Chronic Cough

All patients with chronic cough should be evaluated by their physician. This article is for informational purposes and covers only major causes of chronic cough. A listing of all the possible causes of chronic cough is beyond the scope of this article. Please consult with your physician.

In patients who are smokers, with either a normal or an abnormal chest X-ray, common causes include bronchitis and a rare cause of chronic cough but most important, is lung cancer.

Non-smokers with chronic cough are most likely to have one of three entities: post-nasal drip, asthma or Gastro-esophageal reflux disease (GERD)

Post-nasal drip is by far the most common cause of cough. It is not really a cause, but a symptom  and could be caused by allergic rhinitis (nasal allergies), sinus infection, nasal polyps or non-allergic rhinitis. Skin testing is useful in evaluating for allergies.

Asthma causing cough (known as cough-variant asthma) is less common than the usual type of asthma, which causes wheezing. A computerized breathing test (spirometry) can often reveal evidence of asthma in these cases but asthma may be episodic and patients with cough variant asthma may have normal spirometry in the office.  A special test such as methacholine challenge may be necessary in such cases.

Gastroesophageal reflux disease (GERD) In patients with chronic cough who also complain of typical and frequent GI complaints such as daily heartburn and regurgitation, especially when the findings of chest-imaging studies and/or clinical syndrome are consistent with an aspiration syndrome.

Besides these three entities, as mentioned, there are many other diseases that can cause chronic cough.

Drugs may cause a chronic cough.
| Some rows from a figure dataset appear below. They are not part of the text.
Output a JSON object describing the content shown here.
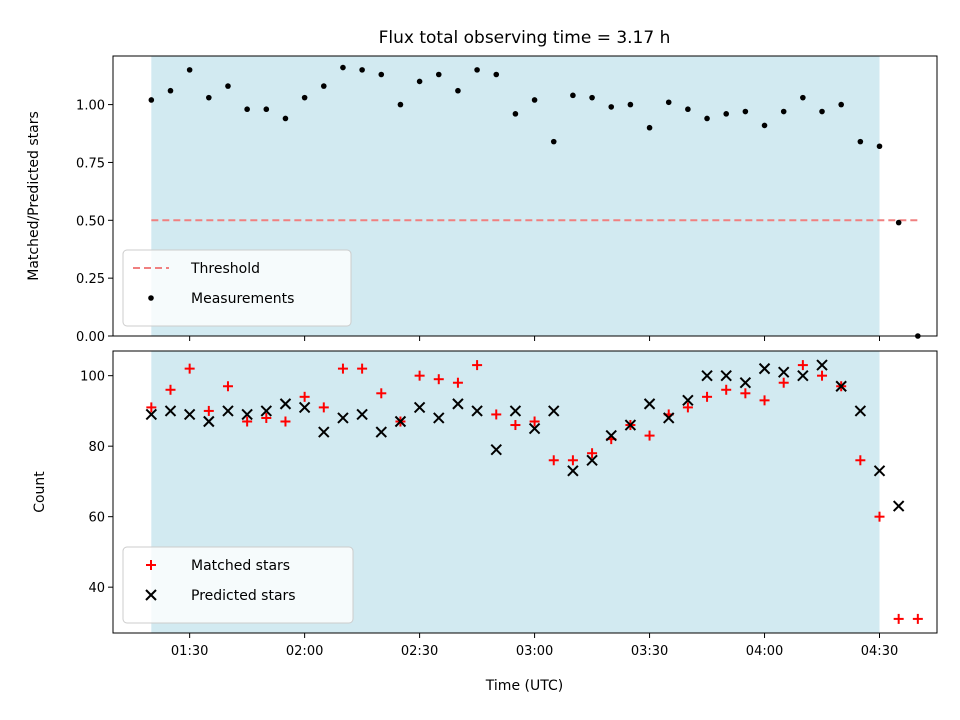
{
  "figure": {
    "title": "Flux total observing time = 3.17 h",
    "xlabel": "Time (UTC)"
  },
  "colors": {
    "span": "#add8e6",
    "threshold": "#f08080",
    "measurement": "#000000",
    "matched": "#ff0000",
    "predicted": "#000000"
  },
  "chart_data": [
    {
      "type": "scatter",
      "ylabel": "Matched/Predicted stars",
      "xlim": [
        "01:10",
        "04:45"
      ],
      "ylim": [
        0,
        1.21
      ],
      "yticks": [
        0.0,
        0.25,
        0.5,
        0.75,
        1.0
      ],
      "ytick_labels": [
        "0.00",
        "0.25",
        "0.50",
        "0.75",
        "1.00"
      ],
      "xticks": [
        "01:30",
        "02:00",
        "02:30",
        "03:00",
        "03:30",
        "04:00",
        "04:30"
      ],
      "show_xtick_labels": false,
      "shaded_span": {
        "x0": "01:20",
        "x1": "04:30"
      },
      "threshold": {
        "name": "Threshold",
        "value": 0.5,
        "x0": "01:20",
        "x1": "04:40",
        "style": "dashed"
      },
      "legend_position": "lower-left",
      "series": [
        {
          "name": "Measurements",
          "marker": "dot",
          "x": [
            "01:20",
            "01:25",
            "01:30",
            "01:35",
            "01:40",
            "01:45",
            "01:50",
            "01:55",
            "02:00",
            "02:05",
            "02:10",
            "02:15",
            "02:20",
            "02:25",
            "02:30",
            "02:35",
            "02:40",
            "02:45",
            "02:50",
            "02:55",
            "03:00",
            "03:05",
            "03:10",
            "03:15",
            "03:20",
            "03:25",
            "03:30",
            "03:35",
            "03:40",
            "03:45",
            "03:50",
            "03:55",
            "04:00",
            "04:05",
            "04:10",
            "04:15",
            "04:20",
            "04:25",
            "04:30",
            "04:35",
            "04:40"
          ],
          "y": [
            1.02,
            1.06,
            1.15,
            1.03,
            1.08,
            0.98,
            0.98,
            0.94,
            1.03,
            1.08,
            1.16,
            1.15,
            1.13,
            1.0,
            1.1,
            1.13,
            1.06,
            1.15,
            1.13,
            0.96,
            1.02,
            0.84,
            1.04,
            1.03,
            0.99,
            1.0,
            0.9,
            1.01,
            0.98,
            0.94,
            0.96,
            0.97,
            0.91,
            0.97,
            1.03,
            0.97,
            1.0,
            0.84,
            0.82,
            0.49,
            0.0
          ]
        }
      ]
    },
    {
      "type": "scatter",
      "ylabel": "Count",
      "xlim": [
        "01:10",
        "04:45"
      ],
      "ylim": [
        27,
        107
      ],
      "yticks": [
        40,
        60,
        80,
        100
      ],
      "ytick_labels": [
        "40",
        "60",
        "80",
        "100"
      ],
      "xticks": [
        "01:30",
        "02:00",
        "02:30",
        "03:00",
        "03:30",
        "04:00",
        "04:30"
      ],
      "xtick_labels": [
        "01:30",
        "02:00",
        "02:30",
        "03:00",
        "03:30",
        "04:00",
        "04:30"
      ],
      "shaded_span": {
        "x0": "01:20",
        "x1": "04:30"
      },
      "legend_position": "lower-left",
      "series": [
        {
          "name": "Matched stars",
          "marker": "plus",
          "x": [
            "01:20",
            "01:25",
            "01:30",
            "01:35",
            "01:40",
            "01:45",
            "01:50",
            "01:55",
            "02:00",
            "02:05",
            "02:10",
            "02:15",
            "02:20",
            "02:25",
            "02:30",
            "02:35",
            "02:40",
            "02:45",
            "02:50",
            "02:55",
            "03:00",
            "03:05",
            "03:10",
            "03:15",
            "03:20",
            "03:25",
            "03:30",
            "03:35",
            "03:40",
            "03:45",
            "03:50",
            "03:55",
            "04:00",
            "04:05",
            "04:10",
            "04:15",
            "04:20",
            "04:25",
            "04:30",
            "04:35",
            "04:40"
          ],
          "y": [
            91,
            96,
            102,
            90,
            97,
            87,
            88,
            87,
            94,
            91,
            102,
            102,
            95,
            87,
            100,
            99,
            98,
            103,
            89,
            86,
            87,
            76,
            76,
            78,
            82,
            86,
            83,
            89,
            91,
            94,
            96,
            95,
            93,
            98,
            103,
            100,
            97,
            76,
            60,
            31,
            31
          ]
        },
        {
          "name": "Predicted stars",
          "marker": "x",
          "x": [
            "01:20",
            "01:25",
            "01:30",
            "01:35",
            "01:40",
            "01:45",
            "01:50",
            "01:55",
            "02:00",
            "02:05",
            "02:10",
            "02:15",
            "02:20",
            "02:25",
            "02:30",
            "02:35",
            "02:40",
            "02:45",
            "02:50",
            "02:55",
            "03:00",
            "03:05",
            "03:10",
            "03:15",
            "03:20",
            "03:25",
            "03:30",
            "03:35",
            "03:40",
            "03:45",
            "03:50",
            "03:55",
            "04:00",
            "04:05",
            "04:10",
            "04:15",
            "04:20",
            "04:25",
            "04:30",
            "04:35"
          ],
          "y": [
            89,
            90,
            89,
            87,
            90,
            89,
            90,
            92,
            91,
            84,
            88,
            89,
            84,
            87,
            91,
            88,
            92,
            90,
            79,
            90,
            85,
            90,
            73,
            76,
            83,
            86,
            92,
            88,
            93,
            100,
            100,
            98,
            102,
            101,
            100,
            103,
            97,
            90,
            73,
            63
          ]
        }
      ]
    }
  ]
}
In particular, a group of drugs called ACE inhibitors used to treat high blood pressure and heart problems can cause a chronic cough.

10% of adults with prolonged cough (>14 days) may have a milder form of the childhood illness whooping cough or pertussis. Pertussis lasts for several weeks or longer and the cough is attributed to “bronchitis”. There are usually two weeks of common cold symptoms, followed by two weeks of severe coughing, followed by two weeks of a convalescent period when coughing occurs less often. Adolescents and adults may also develop complications of pertussis such as difficulty sleeping, urinary incontinence, pneumonia, and rib fracture.
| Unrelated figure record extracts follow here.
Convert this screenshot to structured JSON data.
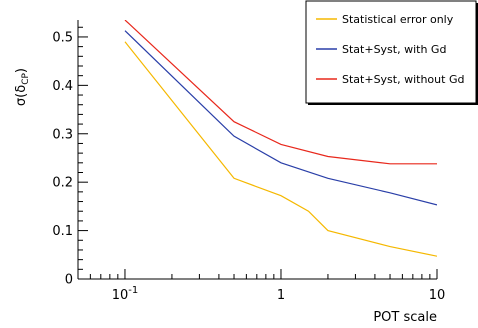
{
  "chart_data": {
    "type": "line",
    "xlabel": "POT scale",
    "ylabel_main": "σ(δ",
    "ylabel_sub": "CP",
    "ylabel_close": ")",
    "x_scale": "log",
    "xlim": [
      0.05,
      10
    ],
    "ylim": [
      0,
      0.535
    ],
    "x_ticks": [
      {
        "value": 0.1,
        "base": "10",
        "exp": "-1"
      },
      {
        "value": 1,
        "base": "1",
        "exp": ""
      },
      {
        "value": 10,
        "base": "10",
        "exp": ""
      }
    ],
    "y_ticks": [
      {
        "value": 0,
        "label": "0"
      },
      {
        "value": 0.1,
        "label": "0.1"
      },
      {
        "value": 0.2,
        "label": "0.2"
      },
      {
        "value": 0.3,
        "label": "0.3"
      },
      {
        "value": 0.4,
        "label": "0.4"
      },
      {
        "value": 0.5,
        "label": "0.5"
      }
    ],
    "grid": false,
    "legend_position": "top-right",
    "series": [
      {
        "name": "Statistical error only",
        "color": "#f5b800",
        "x": [
          0.1,
          0.5,
          1,
          1.5,
          2,
          5,
          10
        ],
        "y": [
          0.49,
          0.208,
          0.172,
          0.14,
          0.1,
          0.067,
          0.047
        ]
      },
      {
        "name": "Stat+Syst, with Gd",
        "color": "#2a3fa8",
        "x": [
          0.1,
          0.5,
          1,
          2,
          5,
          10
        ],
        "y": [
          0.513,
          0.295,
          0.24,
          0.208,
          0.178,
          0.153
        ]
      },
      {
        "name": "Stat+Syst, without Gd",
        "color": "#e8281c",
        "x": [
          0.1,
          0.5,
          1,
          2,
          5,
          10
        ],
        "y": [
          0.535,
          0.325,
          0.278,
          0.253,
          0.238,
          0.238
        ]
      }
    ]
  }
}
Laryngeal-Pharyngeal Reflux (LPR) is not the same as gastroesophageal reflux disease (GERD)

Another cause of chronic cough is laryngeal-pharyngeal reflux (LPR. Unlike the related GERD, patients with LPR don’t often have heartburn or regurgitation. The most common LPR symptoms are throat clearing, cough, a sensation of a lump or something stuck in the throat and hoarseness. With LPR, stomach contents (acid and digestive enzymes) backflow up the esophagus and into the larynx or voicebox. The Reflux Symptom Index (RSI) is a simple screening test for LPR. An RSI score above 13 is considered abnormal.

Reflux Symptom Index

Within the last MONTH, how did the following problems affect you?
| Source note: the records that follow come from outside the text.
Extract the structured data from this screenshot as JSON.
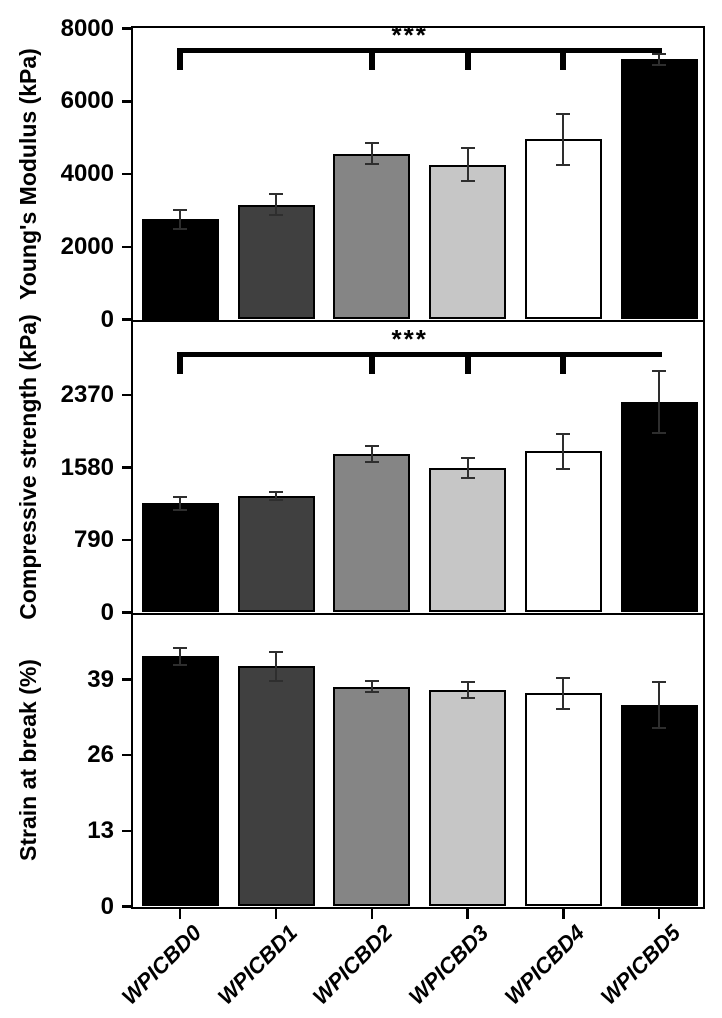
{
  "figure": {
    "categories": [
      "WPICBD0",
      "WPICBD1",
      "WPICBD2",
      "WPICBD3",
      "WPICBD4",
      "WPICBD5"
    ],
    "background_color": "#ffffff",
    "frame_color": "#000000",
    "bar_fill_colors": [
      "#000000",
      "#404040",
      "#858585",
      "#c6c6c6",
      "#ffffff",
      "#000000"
    ],
    "bar_border_color": "#000000",
    "error_bar_color": "#2e2e2e",
    "significance_color": "#000000"
  },
  "chart_data": [
    {
      "type": "bar",
      "panel": "youngs-modulus",
      "ylabel": "Young's Modulus (kPa)",
      "xlabel": "",
      "categories": [
        "WPICBD0",
        "WPICBD1",
        "WPICBD2",
        "WPICBD3",
        "WPICBD4",
        "WPICBD5"
      ],
      "values": [
        2750,
        3160,
        4560,
        4260,
        4950,
        7160
      ],
      "errors": [
        250,
        300,
        290,
        450,
        700,
        150
      ],
      "yticks": [
        0,
        2000,
        4000,
        6000,
        8000
      ],
      "ylim": [
        0,
        8000
      ],
      "grid": false,
      "legend": false,
      "significance": {
        "label": "***",
        "from": 0,
        "to": 5,
        "group_ticks": [
          0,
          2,
          3,
          4
        ]
      }
    },
    {
      "type": "bar",
      "panel": "compressive-strength",
      "ylabel": "Compressive strength (kPa)",
      "xlabel": "",
      "categories": [
        "WPICBD0",
        "WPICBD1",
        "WPICBD2",
        "WPICBD3",
        "WPICBD4",
        "WPICBD5"
      ],
      "values": [
        1190,
        1270,
        1725,
        1575,
        1755,
        2295
      ],
      "errors": [
        70,
        40,
        85,
        110,
        190,
        335
      ],
      "yticks": [
        0,
        790,
        1580,
        2370
      ],
      "ylim": [
        0,
        3160
      ],
      "grid": false,
      "legend": false,
      "significance": {
        "label": "***",
        "from": 0,
        "to": 5,
        "group_ticks": [
          0,
          2,
          3,
          4
        ]
      }
    },
    {
      "type": "bar",
      "panel": "strain-at-break",
      "ylabel": "Strain at break (%)",
      "xlabel": "",
      "categories": [
        "WPICBD0",
        "WPICBD1",
        "WPICBD2",
        "WPICBD3",
        "WPICBD4",
        "WPICBD5"
      ],
      "values": [
        43.0,
        41.3,
        37.8,
        37.2,
        36.6,
        34.6
      ],
      "errors": [
        1.5,
        2.5,
        1.0,
        1.3,
        2.6,
        4.0
      ],
      "yticks": [
        0,
        13,
        26,
        39
      ],
      "ylim": [
        0,
        50
      ],
      "grid": false,
      "legend": false,
      "significance": null
    }
  ]
}
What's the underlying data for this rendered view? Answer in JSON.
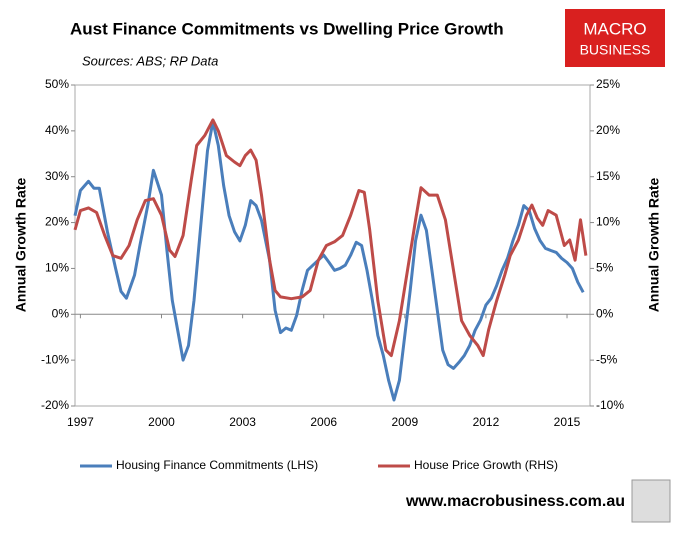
{
  "chart_data": {
    "type": "line",
    "title": "Aust Finance Commitments vs Dwelling Price Growth",
    "subtitle": "Sources: ABS; RP Data",
    "logo": [
      "MACRO",
      "BUSINESS"
    ],
    "footer": "www.macrobusiness.com.au",
    "ylabel": "Annual Growth Rate",
    "y2label": "Annual Growth Rate",
    "xlim": [
      1996.8,
      2015.85
    ],
    "xticks": [
      1997,
      2000,
      2003,
      2006,
      2009,
      2012,
      2015
    ],
    "ylim": [
      -20,
      50
    ],
    "yticks": [
      {
        "value": -20,
        "label": "-20%"
      },
      {
        "value": -10,
        "label": "-10%"
      },
      {
        "value": 0,
        "label": "0%"
      },
      {
        "value": 10,
        "label": "10%"
      },
      {
        "value": 20,
        "label": "20%"
      },
      {
        "value": 30,
        "label": "30%"
      },
      {
        "value": 40,
        "label": "40%"
      },
      {
        "value": 50,
        "label": "50%"
      }
    ],
    "y2lim": [
      -10,
      25
    ],
    "y2ticks": [
      {
        "value": -10,
        "label": "-10%"
      },
      {
        "value": -5,
        "label": "-5%"
      },
      {
        "value": 0,
        "label": "0%"
      },
      {
        "value": 5,
        "label": "5%"
      },
      {
        "value": 10,
        "label": "10%"
      },
      {
        "value": 15,
        "label": "15%"
      },
      {
        "value": 20,
        "label": "20%"
      },
      {
        "value": 25,
        "label": "25%"
      }
    ],
    "series": [
      {
        "name": "Housing Finance Commitments (LHS)",
        "color": "#4a7ebb",
        "axis": "y",
        "x": [
          1996.8,
          1997.0,
          1997.3,
          1997.5,
          1997.7,
          1998.0,
          1998.3,
          1998.5,
          1998.7,
          1999.0,
          1999.2,
          1999.5,
          1999.7,
          2000.0,
          2000.2,
          2000.4,
          2000.6,
          2000.8,
          2001.0,
          2001.2,
          2001.5,
          2001.7,
          2001.9,
          2002.1,
          2002.3,
          2002.5,
          2002.7,
          2002.9,
          2003.1,
          2003.3,
          2003.5,
          2003.7,
          2004.0,
          2004.2,
          2004.4,
          2004.6,
          2004.8,
          2005.0,
          2005.2,
          2005.4,
          2005.6,
          2005.8,
          2006.0,
          2006.2,
          2006.4,
          2006.6,
          2006.8,
          2007.0,
          2007.2,
          2007.4,
          2007.6,
          2007.8,
          2008.0,
          2008.2,
          2008.4,
          2008.6,
          2008.8,
          2009.0,
          2009.2,
          2009.4,
          2009.6,
          2009.8,
          2010.0,
          2010.2,
          2010.4,
          2010.6,
          2010.8,
          2011.0,
          2011.2,
          2011.4,
          2011.6,
          2011.8,
          2012.0,
          2012.2,
          2012.4,
          2012.6,
          2012.8,
          2013.0,
          2013.2,
          2013.4,
          2013.6,
          2013.8,
          2014.0,
          2014.2,
          2014.4,
          2014.6,
          2014.8,
          2015.0,
          2015.2,
          2015.4,
          2015.6
        ],
        "values": [
          21.5,
          27,
          29,
          27.5,
          27.5,
          18,
          10,
          5,
          3.5,
          8.5,
          15,
          24,
          31.4,
          26,
          14,
          3,
          -3.5,
          -10,
          -6.8,
          3,
          22.6,
          35.7,
          42,
          36.8,
          28,
          21.5,
          18,
          16,
          19.4,
          24.8,
          23.7,
          20.5,
          11.8,
          0.9,
          -4,
          -3,
          -3.5,
          -0.2,
          5.2,
          9.6,
          10.7,
          11.8,
          12.9,
          11.3,
          9.6,
          10,
          10.7,
          12.9,
          15.7,
          15,
          9.6,
          3,
          -4.6,
          -8.9,
          -14.4,
          -18.7,
          -14.4,
          -4.6,
          5.2,
          16.1,
          21.6,
          18.3,
          9.6,
          0.9,
          -7.8,
          -11,
          -11.8,
          -10.5,
          -9,
          -6.8,
          -3.5,
          -1.3,
          2,
          3.5,
          6.3,
          9.6,
          12.2,
          16.1,
          19.4,
          23.7,
          22.6,
          18.7,
          16.1,
          14.4,
          13.9,
          13.5,
          12.2,
          11.3,
          10,
          7,
          4.8
        ]
      },
      {
        "name": "House Price Growth (RHS)",
        "color": "#be4b48",
        "axis": "y2",
        "x": [
          1996.8,
          1997.0,
          1997.3,
          1997.6,
          1997.9,
          1998.2,
          1998.5,
          1998.8,
          1999.1,
          1999.4,
          1999.7,
          2000.0,
          2000.3,
          2000.5,
          2000.8,
          2001.1,
          2001.3,
          2001.6,
          2001.9,
          2002.1,
          2002.4,
          2002.7,
          2002.9,
          2003.1,
          2003.3,
          2003.5,
          2003.7,
          2004.0,
          2004.2,
          2004.4,
          2004.8,
          2005.2,
          2005.5,
          2005.8,
          2006.1,
          2006.4,
          2006.7,
          2007.0,
          2007.3,
          2007.5,
          2007.7,
          2008.0,
          2008.3,
          2008.5,
          2008.8,
          2009.1,
          2009.4,
          2009.6,
          2009.9,
          2010.2,
          2010.5,
          2010.8,
          2011.1,
          2011.4,
          2011.7,
          2011.9,
          2012.1,
          2012.4,
          2012.7,
          2012.9,
          2013.2,
          2013.5,
          2013.7,
          2013.9,
          2014.1,
          2014.3,
          2014.6,
          2014.9,
          2015.1,
          2015.3,
          2015.5,
          2015.7
        ],
        "values": [
          9.2,
          11.3,
          11.6,
          11.1,
          8.6,
          6.4,
          6.1,
          7.5,
          10.3,
          12.4,
          12.6,
          10.8,
          7,
          6.3,
          8.6,
          14.6,
          18.4,
          19.5,
          21.2,
          20,
          17.3,
          16.6,
          16.2,
          17.3,
          17.9,
          16.8,
          13,
          5.9,
          2.6,
          1.9,
          1.7,
          1.9,
          2.6,
          5.9,
          7.5,
          7.9,
          8.6,
          10.8,
          13.5,
          13.3,
          9.2,
          1.5,
          -3.9,
          -4.5,
          -0.7,
          4.8,
          10.3,
          13.8,
          13,
          13,
          10.3,
          4.8,
          -0.7,
          -2.3,
          -3.4,
          -4.5,
          -1.7,
          1.5,
          4.3,
          6.4,
          8.1,
          10.8,
          11.9,
          10.5,
          9.7,
          11.3,
          10.8,
          7.5,
          8.1,
          5.9,
          10.3,
          6.4
        ]
      }
    ]
  }
}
0 = no problem, 5 = severe problem

1. Hoarseness or a problem with your voice0 1 2 3 4 5
2. Clearing your throat0 1 2 3 4 5
3. Excess throat mucus or post nasal drip0 1 2 3 4 5
4. Difficulty swallowing food, liquids, or pills0 1 2 3 4 5
5. Coughing after you ate or after flying down0 1 2 3 4 5
6. Breathing difficulties or choking episodes0 1 2 3 4 5
7. Troublesome or annoying cough0 1 2 3 4 5
8. Sensations of something sticking in your throat
or a lump in your throat
0 1 2 3 4 5
9. Heartburn, chest pain, indigestion, or stomach
acid coming up
0 1 2 3 4 5
Total
Source: Center for voice disorders of Wake Forest University. Reprinted with permission

In a recent article in the October 20, 2016 issue of the New England Journal of Medicine, Smith and Woodcock state:

“Whereas the “diagnostic triad” of asthma, gastroesophageal reflux, and postnasal drip have been considered to be the major causes of chronic cough, and high success rates have been claimed for treatments targeting these conditions, several observations raise questions about this concept. First, the large majority of patients who present with these common conditions do not report coughing excessively. Second, despite careful guideline-driven testing and treatments, many patients with chronic cough either have no response to the treatment of the underlying conditions or have no identifiable cause of the cough, and the cough persists. An alternative theory is that an abnormality of the neuronal pathways controlling cough is likely to be the primary disorder in these patients, with identified causes (including asthma, reflux, and postnasal drip) acting as triggers only in the context of neuronal cough hyperresponsiveness.”

In my experience, allergies play a large role in some patients with chronic cough and I have a number of patients who have responded well to allergy shots after antibiotics, anti asthma medications and anti-GERD medications have not helped.